Eleven children and one adult in five states have been infected, with three hospitalized, according to the Centers for Disease Control and Prevention (CDC) in Atlanta. At least six reported no recent exposure to pigs, suggesting "limited human-to-human transmission," according to the report.

The virus may not become as prevalent as the 2009 H1N1, which led to up to 89 million cases and 18,300 deaths in the United States in the first flu pandemic in more than 40 years, according to the CDC.

Still, livestock producers are concerned that consumers may fear they can get a potentially lethal disease from eating pork.

Flu is transmitted through droplets of infected body fluids, when people cough, sneeze or talk.

"It's always something that we need to keep an eye on, that it doesn't get more severe or spread more quickly," said Liz Wagstrom, chief veterinarian with the National Pork Producers Council. "It's very important the public understand you can't get flu from eating pork."

During the H1N1 pandemic, China and Russia closed their markets to U.S. pork, and industry revenue was estimated to have fallen by nearly $2.2 billion in the last eight months of 2009, according to the council.

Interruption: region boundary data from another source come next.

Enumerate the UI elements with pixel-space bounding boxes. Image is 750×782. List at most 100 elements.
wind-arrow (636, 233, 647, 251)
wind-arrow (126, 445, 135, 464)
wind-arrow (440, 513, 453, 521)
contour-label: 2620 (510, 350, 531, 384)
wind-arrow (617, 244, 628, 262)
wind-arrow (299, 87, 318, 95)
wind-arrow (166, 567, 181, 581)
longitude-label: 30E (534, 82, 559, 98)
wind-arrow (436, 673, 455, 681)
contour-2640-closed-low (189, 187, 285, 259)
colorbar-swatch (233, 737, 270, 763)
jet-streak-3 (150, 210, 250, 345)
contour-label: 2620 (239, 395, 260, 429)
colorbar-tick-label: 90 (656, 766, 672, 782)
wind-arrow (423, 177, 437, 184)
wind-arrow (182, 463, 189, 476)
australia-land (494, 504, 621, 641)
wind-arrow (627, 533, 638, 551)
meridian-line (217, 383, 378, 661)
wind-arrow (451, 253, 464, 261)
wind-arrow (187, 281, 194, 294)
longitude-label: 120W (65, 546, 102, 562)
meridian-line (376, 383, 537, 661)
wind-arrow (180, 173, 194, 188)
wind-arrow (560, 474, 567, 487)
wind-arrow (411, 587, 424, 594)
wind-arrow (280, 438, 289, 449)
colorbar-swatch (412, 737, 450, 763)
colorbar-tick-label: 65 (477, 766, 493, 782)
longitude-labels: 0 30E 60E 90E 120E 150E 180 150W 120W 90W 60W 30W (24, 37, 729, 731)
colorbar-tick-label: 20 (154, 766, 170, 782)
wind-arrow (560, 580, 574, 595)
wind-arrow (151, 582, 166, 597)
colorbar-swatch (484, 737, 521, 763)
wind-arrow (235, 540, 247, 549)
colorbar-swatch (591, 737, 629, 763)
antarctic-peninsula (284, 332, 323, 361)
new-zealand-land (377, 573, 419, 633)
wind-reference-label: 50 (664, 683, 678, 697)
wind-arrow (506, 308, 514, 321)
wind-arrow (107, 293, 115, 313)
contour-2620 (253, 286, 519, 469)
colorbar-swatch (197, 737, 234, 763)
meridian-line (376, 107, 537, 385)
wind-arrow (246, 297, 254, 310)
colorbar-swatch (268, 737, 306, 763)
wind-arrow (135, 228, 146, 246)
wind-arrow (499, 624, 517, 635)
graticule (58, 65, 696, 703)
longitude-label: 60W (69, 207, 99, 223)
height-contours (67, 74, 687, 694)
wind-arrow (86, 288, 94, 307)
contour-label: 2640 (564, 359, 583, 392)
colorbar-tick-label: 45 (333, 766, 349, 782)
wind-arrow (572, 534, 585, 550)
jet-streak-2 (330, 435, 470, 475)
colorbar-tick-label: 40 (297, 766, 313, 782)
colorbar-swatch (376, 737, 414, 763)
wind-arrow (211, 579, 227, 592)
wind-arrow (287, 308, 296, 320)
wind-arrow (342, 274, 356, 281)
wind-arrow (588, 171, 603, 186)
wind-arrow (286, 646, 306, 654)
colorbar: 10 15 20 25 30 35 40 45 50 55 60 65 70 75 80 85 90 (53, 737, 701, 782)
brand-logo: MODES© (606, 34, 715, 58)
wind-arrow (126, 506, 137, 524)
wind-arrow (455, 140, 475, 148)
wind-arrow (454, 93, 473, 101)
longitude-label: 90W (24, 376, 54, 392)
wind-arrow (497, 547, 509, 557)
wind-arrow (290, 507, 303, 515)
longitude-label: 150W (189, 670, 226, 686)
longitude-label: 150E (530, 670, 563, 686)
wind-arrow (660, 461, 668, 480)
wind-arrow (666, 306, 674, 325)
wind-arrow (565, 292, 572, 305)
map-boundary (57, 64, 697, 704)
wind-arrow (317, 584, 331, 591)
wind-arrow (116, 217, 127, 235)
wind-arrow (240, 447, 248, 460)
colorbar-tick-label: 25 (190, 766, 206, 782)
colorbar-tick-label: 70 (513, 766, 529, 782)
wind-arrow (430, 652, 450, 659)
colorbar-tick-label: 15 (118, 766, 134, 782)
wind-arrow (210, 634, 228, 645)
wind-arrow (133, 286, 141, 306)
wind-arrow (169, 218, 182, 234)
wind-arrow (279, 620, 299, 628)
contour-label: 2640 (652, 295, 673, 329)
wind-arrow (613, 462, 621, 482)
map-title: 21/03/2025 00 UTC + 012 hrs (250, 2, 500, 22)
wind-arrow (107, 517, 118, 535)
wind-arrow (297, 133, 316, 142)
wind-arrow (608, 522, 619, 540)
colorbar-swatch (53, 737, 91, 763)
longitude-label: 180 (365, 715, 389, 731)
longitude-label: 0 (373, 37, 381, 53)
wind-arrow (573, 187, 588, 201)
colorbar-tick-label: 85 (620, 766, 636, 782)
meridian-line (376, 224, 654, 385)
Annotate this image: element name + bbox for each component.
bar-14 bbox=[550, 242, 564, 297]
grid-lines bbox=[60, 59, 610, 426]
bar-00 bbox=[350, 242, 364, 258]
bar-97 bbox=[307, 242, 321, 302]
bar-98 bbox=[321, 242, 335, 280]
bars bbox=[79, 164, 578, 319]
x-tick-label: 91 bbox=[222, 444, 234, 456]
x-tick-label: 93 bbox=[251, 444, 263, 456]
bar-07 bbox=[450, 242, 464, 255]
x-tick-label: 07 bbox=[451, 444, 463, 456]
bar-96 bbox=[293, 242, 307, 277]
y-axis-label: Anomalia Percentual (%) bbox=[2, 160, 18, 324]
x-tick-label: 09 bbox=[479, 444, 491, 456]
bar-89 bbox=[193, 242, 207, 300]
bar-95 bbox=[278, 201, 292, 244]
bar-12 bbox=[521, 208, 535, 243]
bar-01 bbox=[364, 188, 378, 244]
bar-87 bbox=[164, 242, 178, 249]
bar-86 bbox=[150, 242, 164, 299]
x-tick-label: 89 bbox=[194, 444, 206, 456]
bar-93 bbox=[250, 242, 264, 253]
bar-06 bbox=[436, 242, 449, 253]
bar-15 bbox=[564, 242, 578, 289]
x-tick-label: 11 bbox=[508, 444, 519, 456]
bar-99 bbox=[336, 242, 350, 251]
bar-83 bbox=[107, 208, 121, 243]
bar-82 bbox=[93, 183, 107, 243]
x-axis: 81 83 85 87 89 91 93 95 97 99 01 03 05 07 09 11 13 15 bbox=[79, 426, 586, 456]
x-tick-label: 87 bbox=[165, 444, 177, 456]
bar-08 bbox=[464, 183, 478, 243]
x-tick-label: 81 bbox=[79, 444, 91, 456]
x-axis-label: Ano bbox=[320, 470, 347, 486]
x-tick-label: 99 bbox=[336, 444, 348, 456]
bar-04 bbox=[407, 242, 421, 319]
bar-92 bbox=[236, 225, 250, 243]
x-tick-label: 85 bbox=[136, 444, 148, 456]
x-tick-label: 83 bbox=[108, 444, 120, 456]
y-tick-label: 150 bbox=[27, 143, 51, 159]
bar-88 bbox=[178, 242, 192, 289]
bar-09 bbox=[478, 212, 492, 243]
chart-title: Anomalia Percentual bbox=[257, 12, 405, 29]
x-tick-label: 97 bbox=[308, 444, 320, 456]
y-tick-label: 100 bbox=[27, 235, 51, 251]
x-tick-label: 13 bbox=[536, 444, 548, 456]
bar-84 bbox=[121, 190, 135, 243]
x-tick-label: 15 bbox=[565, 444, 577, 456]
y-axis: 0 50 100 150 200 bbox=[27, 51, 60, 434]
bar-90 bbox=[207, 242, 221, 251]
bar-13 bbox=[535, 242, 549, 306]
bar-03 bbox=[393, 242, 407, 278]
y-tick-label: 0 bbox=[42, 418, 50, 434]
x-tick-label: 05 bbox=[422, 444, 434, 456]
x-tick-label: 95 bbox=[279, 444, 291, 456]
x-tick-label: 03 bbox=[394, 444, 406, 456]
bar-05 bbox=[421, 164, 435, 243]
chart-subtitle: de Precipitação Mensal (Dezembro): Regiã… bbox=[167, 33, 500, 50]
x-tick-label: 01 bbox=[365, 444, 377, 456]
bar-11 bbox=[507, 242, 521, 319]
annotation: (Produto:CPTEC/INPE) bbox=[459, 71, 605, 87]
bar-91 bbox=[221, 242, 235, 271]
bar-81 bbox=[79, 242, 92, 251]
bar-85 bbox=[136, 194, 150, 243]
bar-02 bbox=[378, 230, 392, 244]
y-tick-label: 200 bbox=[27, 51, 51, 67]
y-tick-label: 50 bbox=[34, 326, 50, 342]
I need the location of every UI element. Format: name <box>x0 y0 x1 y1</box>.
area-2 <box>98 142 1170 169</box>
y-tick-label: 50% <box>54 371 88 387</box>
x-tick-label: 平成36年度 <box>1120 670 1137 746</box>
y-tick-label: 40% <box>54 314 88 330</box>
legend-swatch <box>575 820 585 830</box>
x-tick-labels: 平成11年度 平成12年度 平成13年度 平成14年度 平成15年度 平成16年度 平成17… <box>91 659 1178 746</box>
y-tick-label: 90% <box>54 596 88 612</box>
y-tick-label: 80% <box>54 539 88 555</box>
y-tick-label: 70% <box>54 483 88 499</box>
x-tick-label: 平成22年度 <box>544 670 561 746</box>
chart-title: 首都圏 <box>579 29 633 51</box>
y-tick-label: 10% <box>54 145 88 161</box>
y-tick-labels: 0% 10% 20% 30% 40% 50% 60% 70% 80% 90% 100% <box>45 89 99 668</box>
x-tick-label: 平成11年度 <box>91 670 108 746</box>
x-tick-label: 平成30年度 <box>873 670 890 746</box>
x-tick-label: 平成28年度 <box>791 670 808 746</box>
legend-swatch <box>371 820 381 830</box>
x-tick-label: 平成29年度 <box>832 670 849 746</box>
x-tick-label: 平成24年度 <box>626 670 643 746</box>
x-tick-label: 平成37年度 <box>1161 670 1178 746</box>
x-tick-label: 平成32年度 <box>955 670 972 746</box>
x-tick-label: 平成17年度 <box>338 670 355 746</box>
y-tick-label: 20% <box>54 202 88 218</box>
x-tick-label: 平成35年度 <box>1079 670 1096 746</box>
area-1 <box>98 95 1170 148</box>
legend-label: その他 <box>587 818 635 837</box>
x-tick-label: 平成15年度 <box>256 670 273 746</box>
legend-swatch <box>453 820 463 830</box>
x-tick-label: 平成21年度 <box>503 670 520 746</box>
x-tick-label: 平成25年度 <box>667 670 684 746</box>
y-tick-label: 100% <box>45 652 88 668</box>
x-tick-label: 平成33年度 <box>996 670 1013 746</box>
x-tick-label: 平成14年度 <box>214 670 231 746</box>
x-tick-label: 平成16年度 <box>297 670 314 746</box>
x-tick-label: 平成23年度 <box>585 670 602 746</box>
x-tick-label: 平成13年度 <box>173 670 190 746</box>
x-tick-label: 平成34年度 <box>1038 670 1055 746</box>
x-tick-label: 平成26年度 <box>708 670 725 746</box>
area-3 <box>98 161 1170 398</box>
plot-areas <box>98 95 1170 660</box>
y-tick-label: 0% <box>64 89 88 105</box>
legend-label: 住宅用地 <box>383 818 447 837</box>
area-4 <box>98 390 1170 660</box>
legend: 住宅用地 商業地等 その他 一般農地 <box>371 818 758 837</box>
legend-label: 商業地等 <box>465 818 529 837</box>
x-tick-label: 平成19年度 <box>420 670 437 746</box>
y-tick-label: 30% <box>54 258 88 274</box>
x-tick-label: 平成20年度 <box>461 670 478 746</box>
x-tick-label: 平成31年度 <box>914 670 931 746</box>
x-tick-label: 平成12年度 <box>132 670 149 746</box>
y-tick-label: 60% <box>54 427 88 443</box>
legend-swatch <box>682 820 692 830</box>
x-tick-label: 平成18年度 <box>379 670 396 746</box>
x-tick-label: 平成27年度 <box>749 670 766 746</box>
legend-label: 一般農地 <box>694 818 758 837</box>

The H1N1 strain contained genetic material from five flu viruses, including North American swine and bird flu and two swine-flu viruses found in Europe and Asia.

Federal agencies are not referring to the new strain as swine flu, mindful of the popular description of H1N1 that upset markets and producers.

Such illnesses contain a genetic mix of viruses seen in pigs, birds and people and get the moniker because the overall structure is the type that affects pigs.

The new virus, H3N2v, contains a gene from the 2009 variant, according to the CDC. The agency is "taking this situation very seriously" and has increased surveillance in areas where cases occurred, according to a Dec. 9 CDC report.

The strain has been detected in Indiana, Iowa, Maine, Pennsylvania and West Virginia, according to the Atlanta-based health agency.

All the people sickened have recovered, and no continuing transmission has been detected, according to the CDC.

The strain isn't too worrisome because it doesn't seem to be spreading quickly, said Peter Katona, associate clinical professor of infectious diseases at UCLA.

The reported cases have prompted "concern, but I wouldn't say it's super high," said John Treanor, chief of the infectious-disease division at the University of Rochester Medical Center in New York.